The judgment of the trial court is affirmed.

Fee & Liddon Co. v. Porter, 144 Kan. 108, 58 P.2d 55; Taylor v. Robertson Petroleum Co., 156 Kan. 822, 137 P.2d 150. See also Davidson v. McKown, 157 Kan. 217, 139 P.2d 421; Curtis v. Hanna, 146 Kan. 919, 73 P.2d 1063.

Christy v. Gaylord, 158 Kan. 753, 150 P.2d 164; Taylor v. Robertson Petroleum Co., supra.

Consolidated Flour Mills Co. v. File Bros. Wholesale Co., 10 Cir., 110 F.2d 926, 930; Kuter v. State Bank of Hol-*235ton, 96 Kan. 485, 152 P. 662; Erickson v. O’Leary, 127 Kan. 12, 273 P. 414; Illinois Trust & Savings Bank v. City of Burlington, 79 Kan. 797, 101 P. 649, 652; Glascock v. Stamey, 130 Kan. 838, 288 P. 579; Henshaw v. Smith, 102 Kan. 599, 171 P. 616, 617; St. Louis & S. F. R. Co. v. Gaba, 78 Kan. 432, 97 P. 435, 437; and see Kansas City v. Industrial Gas Co., 138 Kan. 755, 28 P.2d 908.
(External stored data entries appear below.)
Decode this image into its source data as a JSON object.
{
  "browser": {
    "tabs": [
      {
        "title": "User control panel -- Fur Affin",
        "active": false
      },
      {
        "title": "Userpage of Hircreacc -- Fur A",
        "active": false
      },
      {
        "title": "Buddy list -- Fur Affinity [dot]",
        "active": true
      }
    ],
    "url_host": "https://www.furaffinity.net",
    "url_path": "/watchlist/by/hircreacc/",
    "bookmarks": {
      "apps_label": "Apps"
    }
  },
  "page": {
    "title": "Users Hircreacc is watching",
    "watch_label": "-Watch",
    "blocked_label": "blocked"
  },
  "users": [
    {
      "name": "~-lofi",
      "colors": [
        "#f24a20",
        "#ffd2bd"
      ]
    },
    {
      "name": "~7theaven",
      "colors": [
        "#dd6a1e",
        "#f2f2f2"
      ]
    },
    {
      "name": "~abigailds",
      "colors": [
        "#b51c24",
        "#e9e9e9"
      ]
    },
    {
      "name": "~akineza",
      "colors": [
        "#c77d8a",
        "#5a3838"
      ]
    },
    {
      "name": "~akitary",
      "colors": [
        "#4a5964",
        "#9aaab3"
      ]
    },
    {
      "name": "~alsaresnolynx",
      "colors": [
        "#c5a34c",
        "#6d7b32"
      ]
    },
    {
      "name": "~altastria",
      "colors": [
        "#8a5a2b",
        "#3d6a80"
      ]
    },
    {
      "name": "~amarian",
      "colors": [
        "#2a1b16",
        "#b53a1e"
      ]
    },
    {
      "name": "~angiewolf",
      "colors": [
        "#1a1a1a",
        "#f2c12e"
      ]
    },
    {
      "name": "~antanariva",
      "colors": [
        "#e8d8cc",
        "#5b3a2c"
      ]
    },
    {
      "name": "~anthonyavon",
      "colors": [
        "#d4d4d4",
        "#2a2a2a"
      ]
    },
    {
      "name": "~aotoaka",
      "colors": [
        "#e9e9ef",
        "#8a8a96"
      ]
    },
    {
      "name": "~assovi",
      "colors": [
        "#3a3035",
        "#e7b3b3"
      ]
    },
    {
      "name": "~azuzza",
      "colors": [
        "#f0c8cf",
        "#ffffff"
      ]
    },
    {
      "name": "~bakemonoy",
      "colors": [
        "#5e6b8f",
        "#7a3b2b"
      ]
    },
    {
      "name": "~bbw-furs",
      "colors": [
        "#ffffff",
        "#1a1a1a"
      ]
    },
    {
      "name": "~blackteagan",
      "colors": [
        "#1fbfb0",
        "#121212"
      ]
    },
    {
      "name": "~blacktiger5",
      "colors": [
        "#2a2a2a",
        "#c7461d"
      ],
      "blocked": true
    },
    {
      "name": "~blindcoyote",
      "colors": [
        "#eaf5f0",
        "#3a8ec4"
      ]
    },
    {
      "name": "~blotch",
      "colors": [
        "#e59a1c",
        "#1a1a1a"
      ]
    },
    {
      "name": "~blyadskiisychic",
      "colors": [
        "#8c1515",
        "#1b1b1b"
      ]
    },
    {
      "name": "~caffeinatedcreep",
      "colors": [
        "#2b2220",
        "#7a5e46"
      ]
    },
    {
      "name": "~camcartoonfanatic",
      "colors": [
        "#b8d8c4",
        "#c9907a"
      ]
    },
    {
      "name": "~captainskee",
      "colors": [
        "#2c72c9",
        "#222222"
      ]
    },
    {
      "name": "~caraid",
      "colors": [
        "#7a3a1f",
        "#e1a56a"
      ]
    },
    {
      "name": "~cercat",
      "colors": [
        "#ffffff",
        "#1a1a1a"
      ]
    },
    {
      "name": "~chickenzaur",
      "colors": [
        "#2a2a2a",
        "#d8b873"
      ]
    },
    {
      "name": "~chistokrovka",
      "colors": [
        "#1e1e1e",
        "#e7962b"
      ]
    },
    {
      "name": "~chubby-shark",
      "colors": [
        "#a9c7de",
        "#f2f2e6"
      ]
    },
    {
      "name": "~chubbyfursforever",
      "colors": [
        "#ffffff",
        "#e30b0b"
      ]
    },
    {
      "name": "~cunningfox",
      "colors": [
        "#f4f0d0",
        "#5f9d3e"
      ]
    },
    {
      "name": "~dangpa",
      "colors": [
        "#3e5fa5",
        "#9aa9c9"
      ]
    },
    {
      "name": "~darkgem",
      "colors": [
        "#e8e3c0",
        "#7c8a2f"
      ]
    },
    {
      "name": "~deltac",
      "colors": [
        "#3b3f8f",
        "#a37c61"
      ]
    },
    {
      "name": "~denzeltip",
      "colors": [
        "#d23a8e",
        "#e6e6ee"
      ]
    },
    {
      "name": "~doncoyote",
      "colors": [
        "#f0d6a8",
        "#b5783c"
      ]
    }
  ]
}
See Owen v. Christopher, 144 Kan. 765, 62 P.2d 860.

See Kansas City v. Industrial Gas Co., supra; St. Louis & S. F. R. Co. v. Gaba, supra.

Glascock v. Stamey, supra; Henshaw v. Smith, supra.

Chicago Life Ins. Co. v. Tierman, 8 Cir., 263 F. 325, 333.

British American Assur. Co. of Toronto, Canada, v. Bowen, 10 Cir., 134 F.2d 256.